Damit wir ein gemeinsames Bild haben: Unter digitalen Produkten verstehe ich zum Beispiel

  • Websites und Webanwendungen, Mobile Apps und Software im Allgemeinen
  • Digitale Dienste wie Cloud-Speicher, Streaming-Plattformen, Suchmaschinen
  • KI-gestützte Tools
  • Digitale Medieninhalte und Werbemittel
  • E-Commerce-Angebote
  • Digitale Events wie Online-Meetings und Livestreams

Schauen wir auf die Ressourcen, die solche digitalen Produkte verbrauchen:

  • Natürlich zunächst mal Strom** – für Rechenzentren, Server, Geräte.
  • Dann Wasserverbrauch, und zwar nicht zu knapp, z. B. beim Kühlen von Serveranlagen oder der Herstellung von Hardware.
  • Außerdem Rohstoffe wie Metalle, Seltene Erden, Kunststoffe, fossile Brennstoffe für die Herstellung von Hardware und Infrastruktur
  • Und natürlich müssen wir die Geräte auch ständig ersetzen, weil sie technisch überholt sind und das nächste Modell „noch smarter“ ist.

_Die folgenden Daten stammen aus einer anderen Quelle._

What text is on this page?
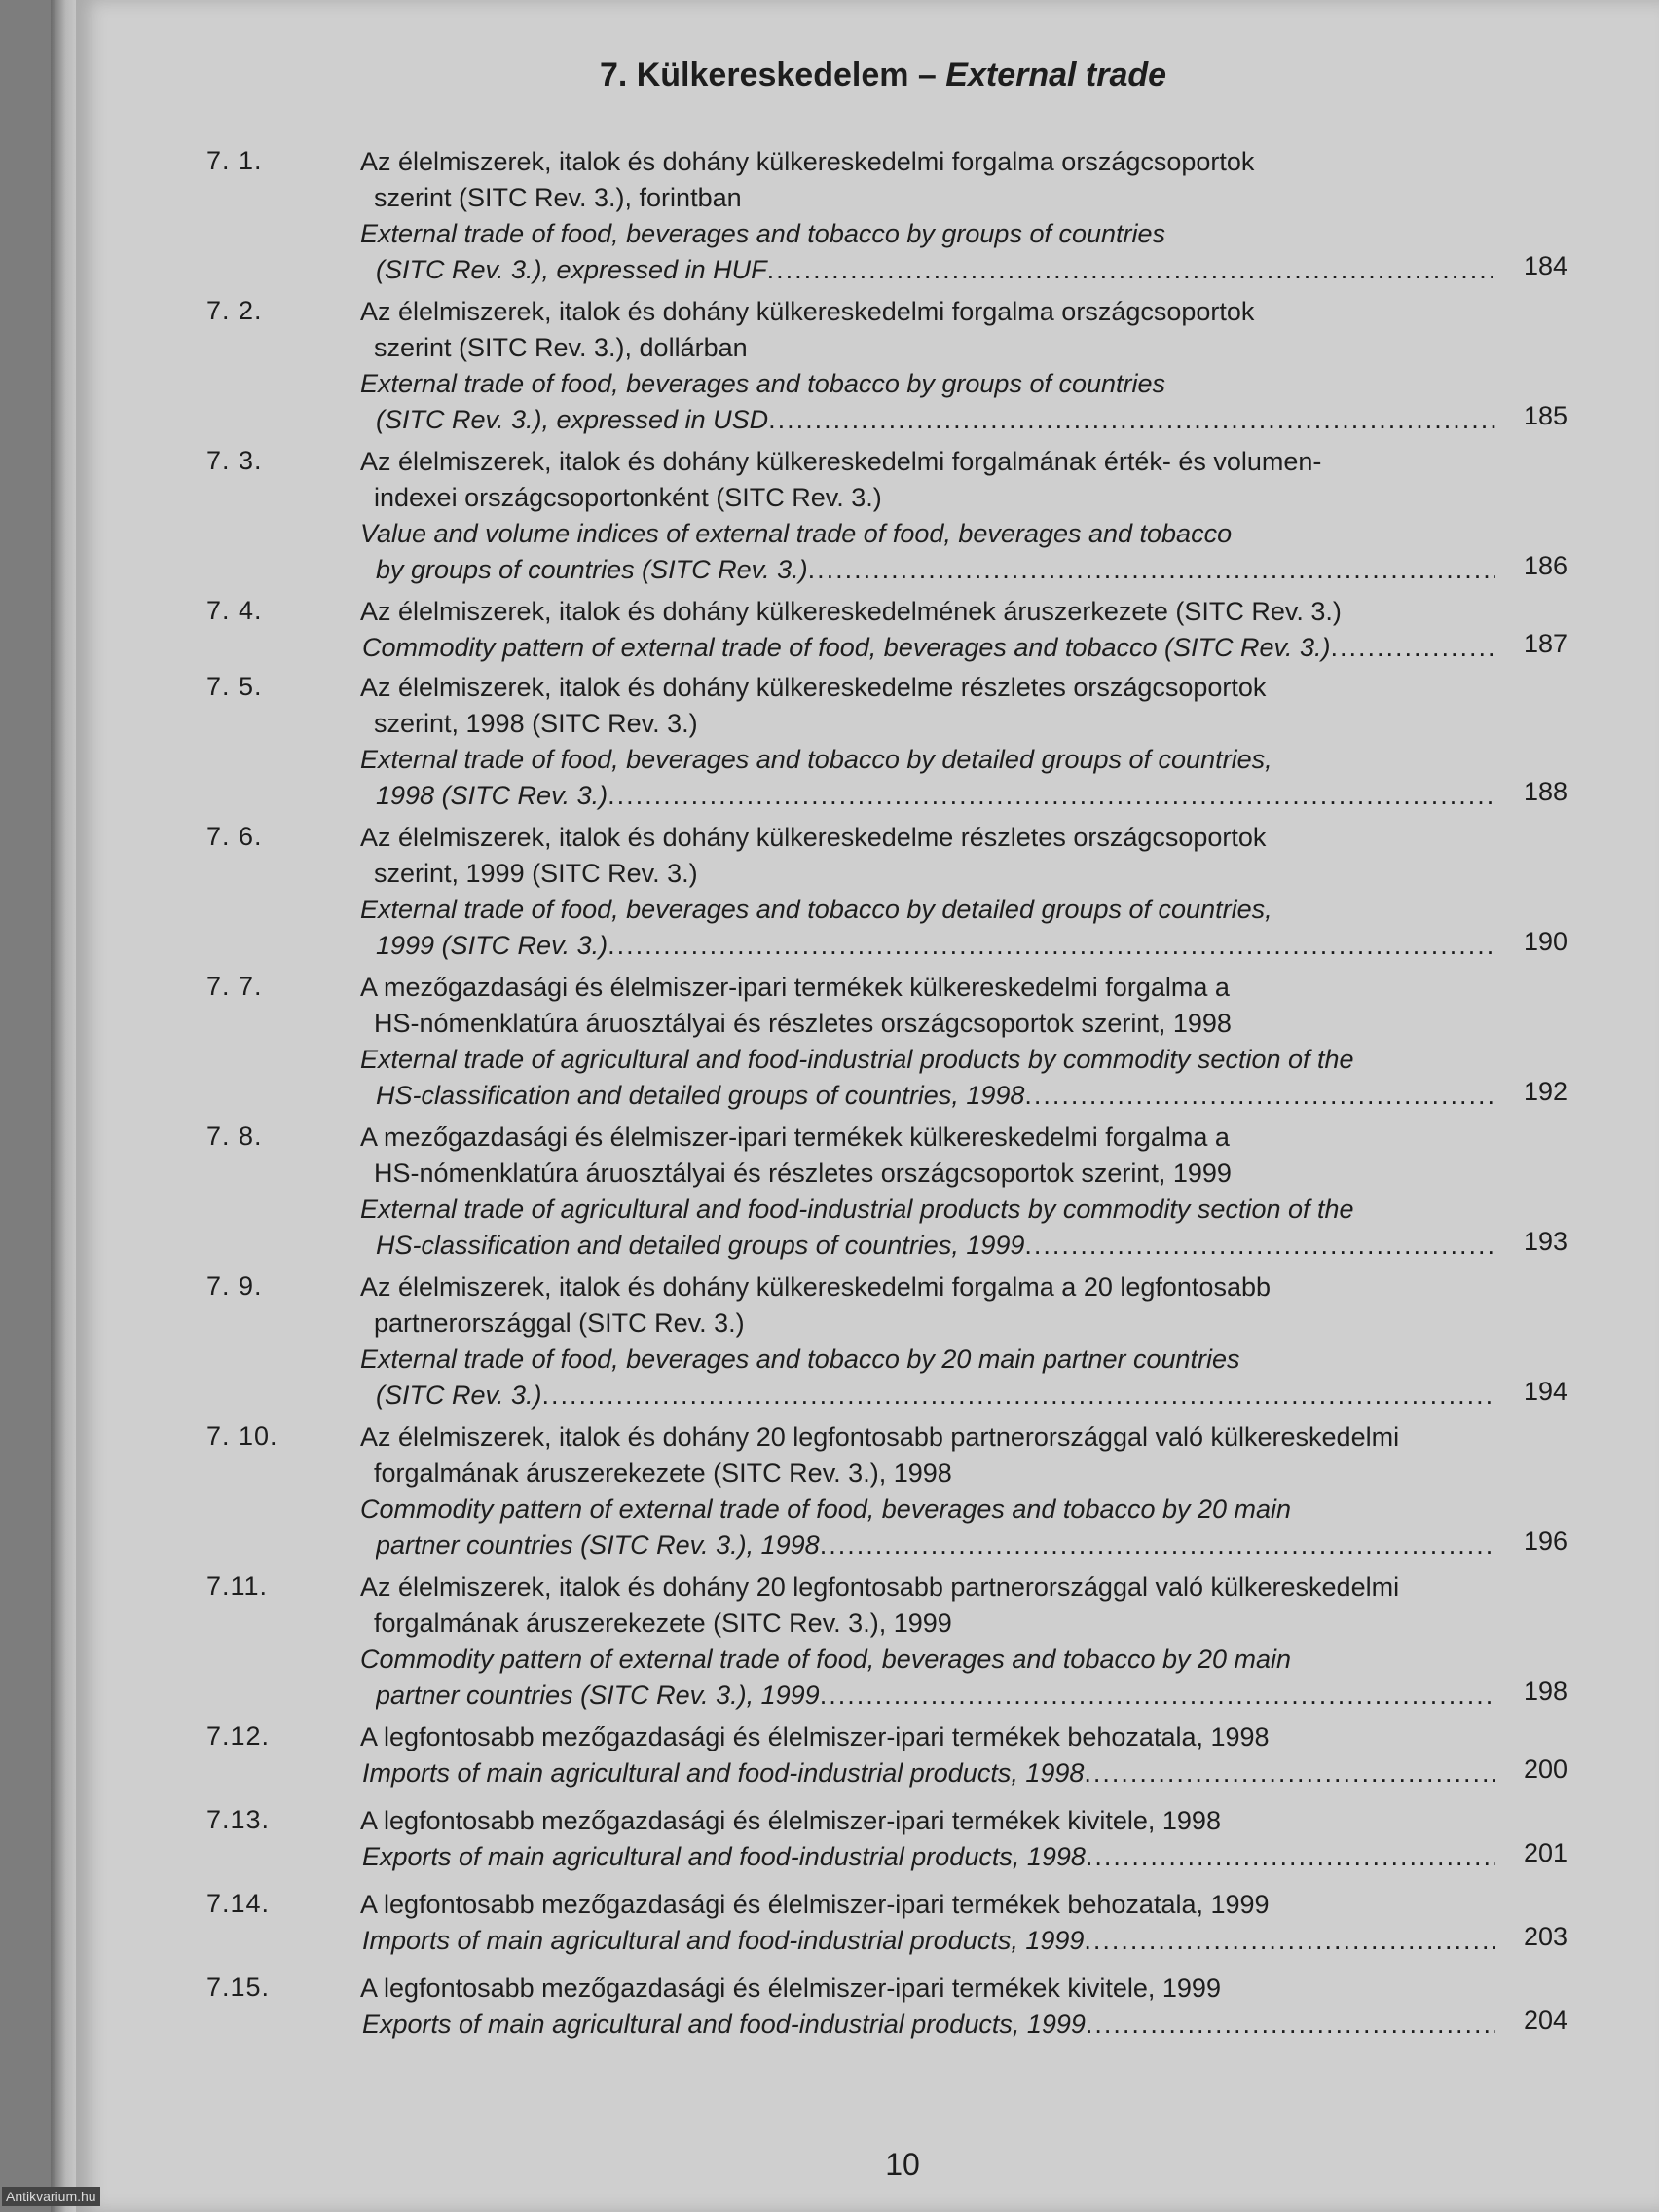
7. Külkereskedelem – External trade
7. 1.	Az élelmiszerek, italok és dohány külkereskedelmi forgalma országcsoportok
szerint (SITC Rev. 3.), forintban
External trade of food, beverages and tobacco by groups of countries
(SITC Rev. 3.), expressed in HUF .....	184
7. 2.	Az élelmiszerek, italok és dohány külkereskedelmi forgalma országcsoportok
szerint (SITC Rev. 3.), dollárban
External trade of food, beverages and tobacco by groups of countries
(SITC Rev. 3.), expressed in USD .....	185
7. 3.	Az élelmiszerek, italok és dohány külkereskedelmi forgalmának érték- és volumen-
indexei országcsoportonként (SITC Rev. 3.)
Value and volume indices of external trade of food, beverages and tobacco
by groups of countries (SITC Rev. 3.) .....	186
7. 4.	Az élelmiszerek, italok és dohány külkereskedelmének áruszerkezete (SITC Rev. 3.)
Commodity pattern of external trade of food, beverages and tobacco (SITC Rev. 3.) .....	187
7. 5.	Az élelmiszerek, italok és dohány külkereskedelme részletes országcsoportok
szerint, 1998 (SITC Rev. 3.)
External trade of food, beverages and tobacco by detailed groups of countries,
1998 (SITC Rev. 3.) .....	188
7. 6.	Az élelmiszerek, italok és dohány külkereskedelme részletes országcsoportok
szerint, 1999 (SITC Rev. 3.)
External trade of food, beverages and tobacco by detailed groups of countries,
1999 (SITC Rev. 3.) .....	190
7. 7.	A mezőgazdasági és élelmiszer-ipari termékek külkereskedelmi forgalma a
HS-nómenklatúra áruosztályai és részletes országcsoportok szerint, 1998
External trade of agricultural and food-industrial products by commodity section of the
HS-classification and detailed groups of countries, 1998 .....	192
7. 8.	A mezőgazdasági és élelmiszer-ipari termékek külkereskedelmi forgalma a
HS-nómenklatúra áruosztályai és részletes országcsoportok szerint, 1999
External trade of agricultural and food-industrial products by commodity section of the
HS-classification and detailed groups of countries, 1999 .....	193
7. 9.	Az élelmiszerek, italok és dohány külkereskedelmi forgalma a 20 legfontosabb
partnerországgal (SITC Rev. 3.)
External trade of food, beverages and tobacco by 20 main partner countries
(SITC Rev. 3.) .....	194
7. 10.	Az élelmiszerek, italok és dohány 20 legfontosabb partnerországgal való külkereskedelmi
forgalmának áruszerekezete (SITC Rev. 3.), 1998
Commodity pattern of external trade of food, beverages and tobacco by 20 main
partner countries (SITC Rev. 3.), 1998 .....	196
7.11.	Az élelmiszerek, italok és dohány 20 legfontosabb partnerországgal való külkereskedelmi
forgalmának áruszerekezete (SITC Rev. 3.), 1999
Commodity pattern of external trade of food, beverages and tobacco by 20 main
partner countries (SITC Rev. 3.), 1999 .....	198
7.12.	A legfontosabb mezőgazdasági és élelmiszer-ipari termékek behozatala, 1998
Imports of main agricultural and food-industrial products, 1998 .....	200
7.13.	A legfontosabb mezőgazdasági és élelmiszer-ipari termékek kivitele, 1998
Exports of main agricultural and food-industrial products, 1998 .....	201
7.14.	A legfontosabb mezőgazdasági és élelmiszer-ipari termékek behozatala, 1999
Imports of main agricultural and food-industrial products, 1999 .....	203
7.15.	A legfontosabb mezőgazdasági és élelmiszer-ipari termékek kivitele, 1999
Exports of main agricultural and food-industrial products, 1999 .....	204
10
Antikvarium.hu
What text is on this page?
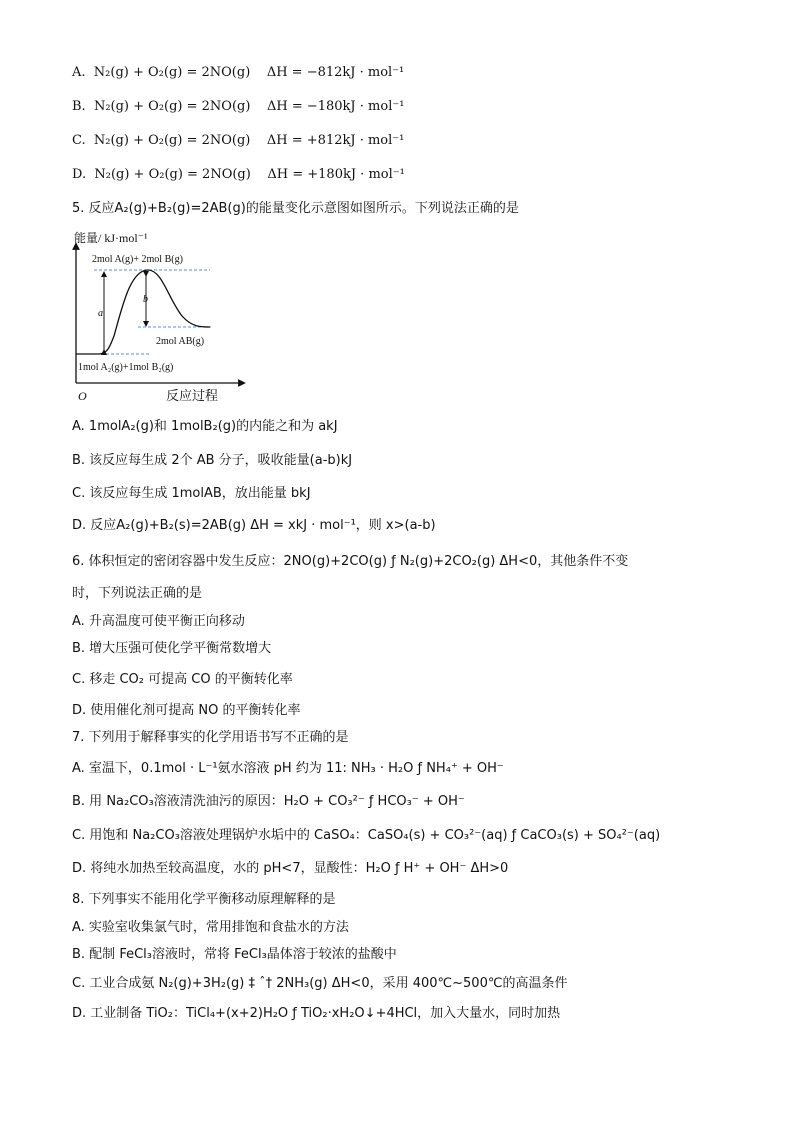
A. N₂(g) + O₂(g) = 2NO(g) ΔH = −812kJ · mol⁻¹
B. N₂(g) + O₂(g) = 2NO(g) ΔH = −180kJ · mol⁻¹
C. N₂(g) + O₂(g) = 2NO(g) ΔH = +812kJ · mol⁻¹
D. N₂(g) + O₂(g) = 2NO(g) ΔH = +180kJ · mol⁻¹
5. 反应A₂(g)+B₂(g)=2AB(g)的能量变化示意图如图所示。下列说法正确的是
能量/ kJ·mol⁻¹
2mol A(g)+ 2mol B(g)
a
b
2mol AB(g)
1mol A₂(g)+1mol B₂(g)
O	反应过程
A. 1molA₂(g)和 1molB₂(g)的内能之和为 akJ
B. 该反应每生成 2个 AB 分子，吸收能量(a-b)kJ
C. 该反应每生成 1molAB，放出能量 bkJ
D. 反应A₂(g)+B₂(s)=2AB(g) ΔH = xkJ · mol⁻¹，则 x>(a-b)
6. 体积恒定的密闭容器中发生反应：2NO(g)+2CO(g) ƒ N₂(g)+2CO₂(g) ΔH<0，其他条件不变
时，下列说法正确的是
A. 升高温度可使平衡正向移动
B. 增大压强可使化学平衡常数增大
C. 移走 CO₂ 可提高 CO 的平衡转化率
D. 使用催化剂可提高 NO 的平衡转化率
7. 下列用于解释事实的化学用语书写不正确的是
A. 室温下，0.1mol · L⁻¹氨水溶液 pH 约为 11: NH₃ · H₂O ƒ NH₄⁺ + OH⁻
B. 用 Na₂CO₃溶液清洗油污的原因：H₂O + CO₃²⁻ ƒ HCO₃⁻ + OH⁻
C. 用饱和 Na₂CO₃溶液处理锅炉水垢中的 CaSO₄：CaSO₄(s) + CO₃²⁻(aq) ƒ CaCO₃(s) + SO₄²⁻(aq)
D. 将纯水加热至较高温度，水的 pH<7，显酸性：H₂O ƒ H⁺ + OH⁻ ΔH>0
8. 下列事实不能用化学平衡移动原理解释的是
A. 实验室收集氯气时，常用排饱和食盐水的方法
B. 配制 FeCl₃溶液时，常将 FeCl₃晶体溶于较浓的盐酸中
C. 工业合成氨 N₂(g)+3H₂(g) ‡ ˆ† 2NH₃(g) ΔH<0，采用 400℃~500℃的高温条件
D. 工业制备 TiO₂：TiCl₄+(x+2)H₂O ƒ TiO₂·xH₂O↓+4HCl，加入大量水，同时加热
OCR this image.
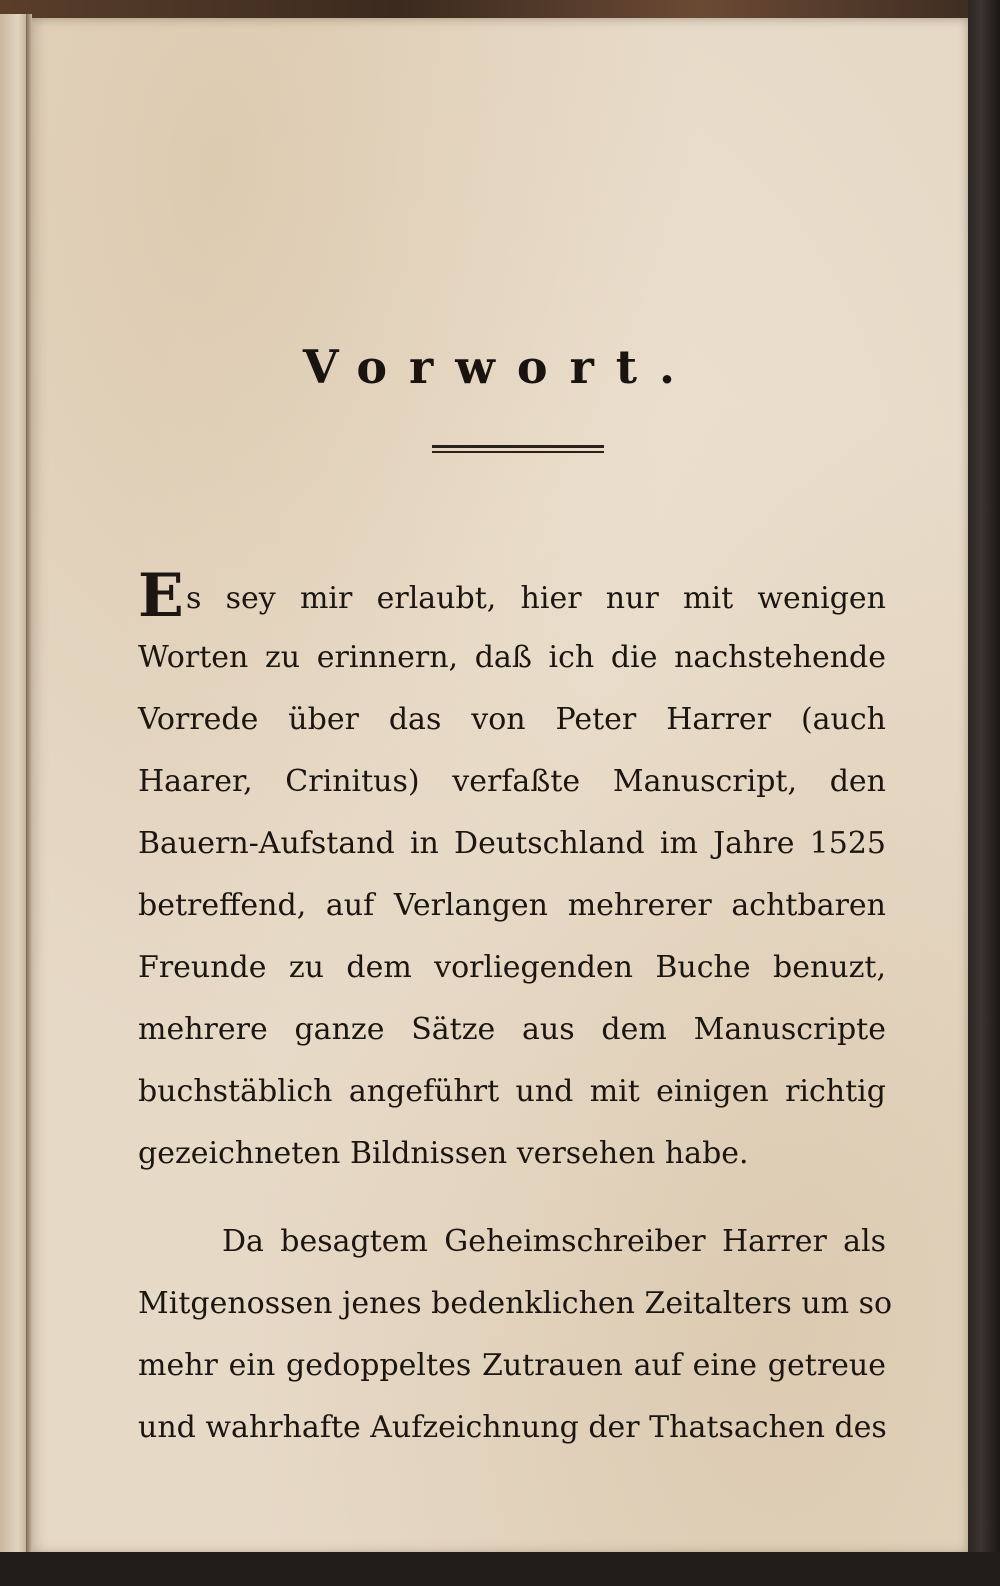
Vorwort.
Es sey mir erlaubt, hier nur mit wenigen
Worten zu erinnern, daß ich die nachstehende
Vorrede über das von Peter Harrer (auch
Haarer, Crinitus) verfaßte Manuscript, den
Bauern-Aufstand in Deutschland im Jahre 1525
betreffend, auf Verlangen mehrerer achtbaren
Freunde zu dem vorliegenden Buche benuzt,
mehrere ganze Sätze aus dem Manuscripte
buchstäblich angeführt und mit einigen richtig
gezeichneten Bildnissen versehen habe.
Da besagtem Geheimschreiber Harrer als
Mitgenossen jenes bedenklichen Zeitalters um so
mehr ein gedoppeltes Zutrauen auf eine getreue
und wahrhafte Aufzeichnung der Thatsachen des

In der Nachhaltigkeitsforschung wird digitale Suffizienz mit vier Dimensionen assoziiert:

  • Hardware: also Herstellung, Lebensdauer und Reparierbarkeit von Geräten
  • Software: Wie effizient ist sie? Braucht sie unnötig viele Ressourcen?
  • Nutzungsverhalten: Wie oft, wie lange, wie intensiv nutzen wir digitale Angebote?
  • Rahmenbedingungen: Also Geschäftsmodelle und politische Vorgaben, die Nutzung anregen oder begrenzen

Wenn wir über die Belastung durch digitale Technik sprechen, müssen wir mindestens diese vier Ebenen mitdenken. Aber digitale Produkte verbrauchen noch etwas viel Wertvolleres: unsere Aufmerksamkeit. Sie strukturieren unseren Alltag um, beschleunigen Prozesse – und führen oft dazu, dass wir am Ende mehr tun, anstatt weniger.

Lasst uns kurz darüber nachdenken, was das ideale digitale Produkt sein könnte. Ich behaupte einfach mal: Das ideale digitale Produkt ist das, das es gar nicht gibt. Denn wenn wir mal ehrlich sind: Oft ist die beste Antwort auf die Frage: „Brauchen wir das wirklich?“ schlichtweg: Nein. Wir sind umgeben von Digitalschrott – Produkte, die niemand braucht, die Ressourcen fressen, die uns ablenken. Und zwar nur, weil sie möglich sind. Oder irgendwer davon profitiert.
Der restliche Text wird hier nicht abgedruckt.